To socialize science
Throughout the sixties and seventies this magazine, this Scientific American, played a significant role in the development of budding critical thinkers. At the least it was a periodical that satisified thoughtful, logical thinkers. Thinkers that had been abandon by the dry, inaccurate textbooks provided by the bureaucratic, so-called educational boards that served no other function but to pander to their political interests. At most it served as a treatise of legitimate scientific thought. This once revered, lay, scientific journal that with some effort could be understood by those of us that were ignorant, but interested, has now debased itself into a gooey morass of popular political pap. If you remember it as an enjoyable, informative, periodical that for decades served the purpose of satisfying your thirst for lay scientific knowledge, it is no longer. It now serves the egos of the mediocre thinkers that believe their view of existance should be yours.
Sadly, once good, now a pawn of the liberal elite
I once loved this magazine - my subscription has run out - I will not renew. Pay close attention to the reviews here that note that SA now uses its power as a Science Authority to support a political ideology and now ignores the value of open debate on scientific issues. Truly a sad development - I hope SA wakes up and returns to its egalitarian roots - big interests and money is not the answer.
Magazine would taste as good as it reads.
Magazine is not technical, did not expect it to be. It is just boring and uninteresting. I like science and want to learn new things. This magazine seems to suck the life out of anything interesting. Most articles at least in the July issue seem to be left wing propaganda.
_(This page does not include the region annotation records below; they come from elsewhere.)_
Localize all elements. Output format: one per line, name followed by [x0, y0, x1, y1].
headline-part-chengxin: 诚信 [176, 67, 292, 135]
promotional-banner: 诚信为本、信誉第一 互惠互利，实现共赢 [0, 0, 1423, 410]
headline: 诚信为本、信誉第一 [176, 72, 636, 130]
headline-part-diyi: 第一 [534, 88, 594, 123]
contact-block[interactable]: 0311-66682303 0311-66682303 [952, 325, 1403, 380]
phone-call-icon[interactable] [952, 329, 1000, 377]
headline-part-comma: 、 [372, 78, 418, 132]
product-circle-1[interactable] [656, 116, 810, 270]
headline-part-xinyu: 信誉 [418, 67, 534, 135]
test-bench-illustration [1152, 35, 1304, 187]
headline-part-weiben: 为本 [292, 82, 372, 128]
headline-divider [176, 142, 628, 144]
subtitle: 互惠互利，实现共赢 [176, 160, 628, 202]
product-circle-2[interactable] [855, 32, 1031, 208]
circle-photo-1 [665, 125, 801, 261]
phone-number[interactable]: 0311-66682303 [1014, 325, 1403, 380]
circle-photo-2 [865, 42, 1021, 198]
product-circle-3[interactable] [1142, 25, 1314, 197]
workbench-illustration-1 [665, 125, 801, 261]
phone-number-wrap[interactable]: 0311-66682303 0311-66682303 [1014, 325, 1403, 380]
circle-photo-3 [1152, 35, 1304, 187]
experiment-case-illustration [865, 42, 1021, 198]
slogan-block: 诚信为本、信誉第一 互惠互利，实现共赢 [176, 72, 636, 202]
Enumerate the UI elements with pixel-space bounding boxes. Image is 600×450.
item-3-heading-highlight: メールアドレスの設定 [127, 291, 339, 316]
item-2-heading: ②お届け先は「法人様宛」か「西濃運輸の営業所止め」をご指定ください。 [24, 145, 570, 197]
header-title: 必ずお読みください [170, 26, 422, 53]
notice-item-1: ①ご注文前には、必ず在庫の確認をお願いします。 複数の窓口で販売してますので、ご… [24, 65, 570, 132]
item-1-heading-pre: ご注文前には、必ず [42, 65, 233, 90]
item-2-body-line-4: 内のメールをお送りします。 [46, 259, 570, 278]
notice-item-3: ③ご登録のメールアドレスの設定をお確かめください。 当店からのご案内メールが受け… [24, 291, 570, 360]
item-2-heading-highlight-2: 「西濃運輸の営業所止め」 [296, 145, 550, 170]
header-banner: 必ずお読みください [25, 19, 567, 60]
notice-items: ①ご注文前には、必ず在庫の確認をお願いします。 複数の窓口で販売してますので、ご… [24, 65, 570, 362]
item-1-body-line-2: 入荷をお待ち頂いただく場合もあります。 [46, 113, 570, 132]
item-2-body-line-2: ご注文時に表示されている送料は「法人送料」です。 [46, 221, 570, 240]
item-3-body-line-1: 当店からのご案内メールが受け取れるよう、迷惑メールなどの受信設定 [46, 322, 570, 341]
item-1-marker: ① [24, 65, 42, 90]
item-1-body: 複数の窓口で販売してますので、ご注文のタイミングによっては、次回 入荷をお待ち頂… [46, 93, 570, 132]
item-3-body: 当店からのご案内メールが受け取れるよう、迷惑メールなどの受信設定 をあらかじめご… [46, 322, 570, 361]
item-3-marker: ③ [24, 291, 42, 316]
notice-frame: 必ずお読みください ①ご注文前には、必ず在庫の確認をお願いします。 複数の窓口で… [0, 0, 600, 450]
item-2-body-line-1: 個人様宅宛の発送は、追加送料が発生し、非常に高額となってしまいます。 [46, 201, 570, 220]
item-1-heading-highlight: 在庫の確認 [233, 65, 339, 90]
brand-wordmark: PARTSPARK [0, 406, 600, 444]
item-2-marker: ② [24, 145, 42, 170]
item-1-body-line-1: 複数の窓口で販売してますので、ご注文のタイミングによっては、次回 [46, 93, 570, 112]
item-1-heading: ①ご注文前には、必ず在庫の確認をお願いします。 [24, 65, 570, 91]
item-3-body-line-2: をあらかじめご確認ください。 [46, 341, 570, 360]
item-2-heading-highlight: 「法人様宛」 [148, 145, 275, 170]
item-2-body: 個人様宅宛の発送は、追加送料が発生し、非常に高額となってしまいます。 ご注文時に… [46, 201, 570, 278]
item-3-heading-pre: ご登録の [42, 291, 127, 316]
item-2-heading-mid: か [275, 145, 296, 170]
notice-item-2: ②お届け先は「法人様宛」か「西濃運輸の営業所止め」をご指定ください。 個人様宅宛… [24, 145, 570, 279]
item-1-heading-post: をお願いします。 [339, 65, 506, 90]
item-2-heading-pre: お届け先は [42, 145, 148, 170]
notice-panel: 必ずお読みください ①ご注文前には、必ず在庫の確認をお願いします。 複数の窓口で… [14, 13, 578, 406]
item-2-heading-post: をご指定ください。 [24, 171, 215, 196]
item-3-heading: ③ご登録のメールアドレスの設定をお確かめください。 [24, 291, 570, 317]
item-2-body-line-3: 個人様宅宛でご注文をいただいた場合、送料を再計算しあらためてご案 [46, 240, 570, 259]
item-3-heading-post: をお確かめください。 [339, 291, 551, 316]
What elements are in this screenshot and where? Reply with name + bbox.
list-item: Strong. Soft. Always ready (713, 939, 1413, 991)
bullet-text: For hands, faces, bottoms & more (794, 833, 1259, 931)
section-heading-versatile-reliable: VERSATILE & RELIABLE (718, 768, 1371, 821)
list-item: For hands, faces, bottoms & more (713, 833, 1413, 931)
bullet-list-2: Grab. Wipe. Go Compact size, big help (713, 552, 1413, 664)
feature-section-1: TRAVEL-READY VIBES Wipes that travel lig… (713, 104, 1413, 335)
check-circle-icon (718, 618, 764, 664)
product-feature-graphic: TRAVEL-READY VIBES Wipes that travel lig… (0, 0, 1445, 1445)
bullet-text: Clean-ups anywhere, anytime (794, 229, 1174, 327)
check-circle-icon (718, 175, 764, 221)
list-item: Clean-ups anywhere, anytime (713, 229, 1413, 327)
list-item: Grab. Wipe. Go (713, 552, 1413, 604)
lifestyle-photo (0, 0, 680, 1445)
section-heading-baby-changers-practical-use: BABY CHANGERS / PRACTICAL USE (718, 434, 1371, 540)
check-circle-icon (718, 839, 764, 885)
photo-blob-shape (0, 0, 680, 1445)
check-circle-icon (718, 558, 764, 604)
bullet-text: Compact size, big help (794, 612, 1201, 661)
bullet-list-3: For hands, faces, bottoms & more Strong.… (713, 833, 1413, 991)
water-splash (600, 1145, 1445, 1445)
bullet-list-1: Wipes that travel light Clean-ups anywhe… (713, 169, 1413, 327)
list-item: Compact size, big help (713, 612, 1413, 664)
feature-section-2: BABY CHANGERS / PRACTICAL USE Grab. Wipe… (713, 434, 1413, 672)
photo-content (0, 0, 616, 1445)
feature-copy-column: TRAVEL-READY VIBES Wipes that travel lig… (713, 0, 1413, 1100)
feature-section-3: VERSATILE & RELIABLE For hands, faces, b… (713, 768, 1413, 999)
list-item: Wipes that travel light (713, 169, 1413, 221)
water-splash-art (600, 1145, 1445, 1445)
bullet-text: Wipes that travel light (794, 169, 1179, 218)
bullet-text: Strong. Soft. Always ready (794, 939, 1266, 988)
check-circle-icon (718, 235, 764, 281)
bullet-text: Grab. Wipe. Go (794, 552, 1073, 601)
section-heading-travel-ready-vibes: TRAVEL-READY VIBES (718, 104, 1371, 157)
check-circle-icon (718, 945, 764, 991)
Way too much editorial commentary to promote a agenda. I don't care about their politics.
Now Run By Left Wing Political Hacks
My family has had subscriptions to Scientific American for three generations.
I have old copies announcing the Wright brothers famous flights.
Sadly times have changed!
In the past 20 years this once great magazine has been turned into a political left wing activist rag.
Every single issue now has several articles about global warming just for starters.
If you are a left winger then this is the rag for you.
If you want to read about "Industry and Enterprise" and/or "Mechanical and other Improvements" forget it; this ain't that!
2/3's of this magazine is now devoted to political discourse.
If you want science then get a subscription to "Science News" or "Science" if you can afford it.
Don't waste your time or money on this propaganda until they scrap their editorial slant and go back to their roots.
I am sure their subscription numbers are sinking fast!